UG repeats/TDP-43 interactions near 5' splice sites exert unpredictable effects on splicing modulation.

TDP-43 is a nuclear protein implicated in the pathogenesis of several neurodegenerative diseases such as amyotrophic lateral sclerosis and frontotemporal lobar degeneration, with broad involvement in numerous stages of RNA processing ranging from transcription to translation. In diseased neurons, TDP-43 mostly aggregates in the cytoplasm, suggesting that a loss of protein function in the nucleus may play an important role in neurodegeneration. A better understanding of TDP-43 general nuclear functions is therefore an essential step to evaluate this possibility. Presently, the TDP-43 best-characterized functional property is its ability to modulate pre-mRNA splicing when binding in proximity of 3'SS acceptor sequences.
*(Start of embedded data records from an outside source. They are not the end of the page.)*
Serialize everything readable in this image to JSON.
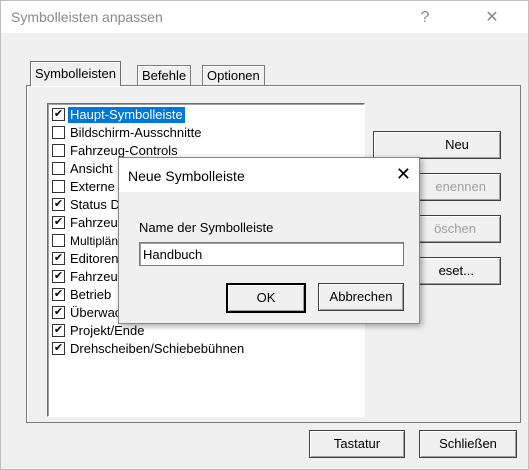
{
  "window": {
    "title": "Symbolleisten anpassen",
    "help_glyph": "?",
    "close_glyph": "✕"
  },
  "tabs": [
    {
      "label": "Symbolleisten",
      "selected": true
    },
    {
      "label": "Befehle",
      "selected": false
    },
    {
      "label": "Optionen",
      "selected": false
    }
  ],
  "toolbar_list": [
    {
      "label": "Haupt-Symbolleiste",
      "checked": true,
      "selected": true
    },
    {
      "label": "Bildschirm-Ausschnitte",
      "checked": false
    },
    {
      "label": "Fahrzeug-Controls",
      "checked": false
    },
    {
      "label": "Ansicht",
      "checked": false
    },
    {
      "label": "Externe",
      "checked": false
    },
    {
      "label": "Status D",
      "checked": true
    },
    {
      "label": "Fahrzeu",
      "checked": true
    },
    {
      "label": "Multiplän",
      "checked": false
    },
    {
      "label": "Editoren",
      "checked": true
    },
    {
      "label": "Fahrzeu",
      "checked": true
    },
    {
      "label": "Betrieb",
      "checked": true
    },
    {
      "label": "Überwachung",
      "checked": true
    },
    {
      "label": "Projekt/Ende",
      "checked": true
    },
    {
      "label": "Drehscheiben/Schiebebühnen",
      "checked": true
    }
  ],
  "side_buttons": {
    "new": "Neu",
    "rename": "enennen",
    "delete": "öschen",
    "reset": "eset..."
  },
  "bottom_buttons": {
    "keyboard": "Tastatur",
    "close": "Schließen"
  },
  "modal": {
    "title": "Neue Symbolleiste",
    "close_glyph": "✕",
    "field_label": "Name der Symbolleiste",
    "field_value": "Handbuch",
    "ok": "OK",
    "cancel": "Abbrechen"
  },
  "check_glyph": "✔",
  "colors": {
    "selection": "#0078d7",
    "dialog_bg": "#f0f0f0"
  }
}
In this work, using a variety of artificial and natural splicing substrates, we have investigated the effects of TDP-43 binding to UG repeats in the vicinity of 5'SS donor sequences. In general, our results show that UG repeats are not powerful splicing regulatory elements when located near to exonic 5'SS sequences. However, in cases like the BRCA1, ETF1, and RXRG genes, TDP-43 binding to natural UG-repeated sequences can act as either an activator or a suppressor of 5'SS recognition, depending on splice site strength and on the presence of additional splicing regulatory sequences. The results of this analysis suggest that a role of UG repeats/TDP-43 in 5'SS recognition may exists and may become critical in the presence of mutations that weaken the 5'SS. The general rule that can be drawn at the moment is that the importance of UG repeats near 5' splice sites should always be experimentally validated on a case-by-case basis.